El reverso de la España ceñuda, hosca, lúgubre y melancólica, la España zaragatera y triste de Machado, la España ladrona que se queda los impuestos de la laboriosa Cataluña para dárselos a los vagos del Sur. Esa narrativa simplona ha colado y calado entre el absentismo de un Estado complaciente cuya mala conciencia claudicaba ante la deslealtad continua con que los soberanistas han ido construyendo su designio a lo largo de años; un Estado que sólo ha reaccionado, y de manera abrupta y algo atropellada, al darse cuenta de que la marea emocional separatista no era un simple subidón de rauxa contrariada y pasajera sino un estado de ánimo casi irreversible cuajado en el sugestivo molde de una utopía.

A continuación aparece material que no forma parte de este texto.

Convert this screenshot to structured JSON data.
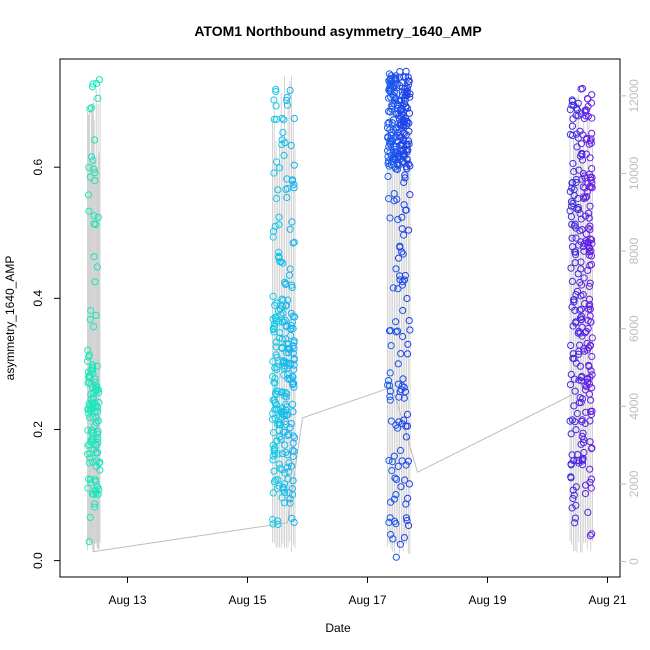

El truco ha sido sencillo: los nacionalistas han dibujado en torno a la idea de España un cuadro de catástrofe y han señalado la salida como vía de escape hacia un horizonte nuevo. Aunque el psiquiatra Luis Rojas Marcos insiste en su último libro en que la felicidad habita dentro de nosotros mismos y es en nuestra conciencia donde tenemos que ir a buscarla, los sujetos colectivos tienden a creer en aventuras evasivas cuando se hallan bajo la presión del fracaso.
La secesión tiene capacidad de arrastre no sólo como promesa o señuelo de algo distinto, de un futuro optimista, sino como un camino de ruptura que entraña en sí mismo un desafío de superación y mejora a los que lo emprenden por el solo hecho de atreverse a hacerlo. El Estado, con sus argumentos políticos y económicos, con su prosaica propaganda de unidad en el sacrificio, carece de fuerza emotiva para sobreponerse al potentísimo imaginario de una quimera redentora aunque demuestre que los mesías de la tierra prometida tienen el dinero guardado en las cajas fuertes de Suiza.
El mito de la construcción nacional posee una contrastada intensidad simbólica que el soberanismo catalán ha sabido engarzar con el objetivo de la independencia en el momento exacto, cuando el proyecto español decae debilitado por la crisis y la política cotidiana ha malogrado la esperanza. Más vale no pensar lo que pasaría si alguien fuera capaz de levantar el discurso fuguista de una España autodeterminada: de sus fantasmas, de sus compromisos, de Europa y hasta de sí misma.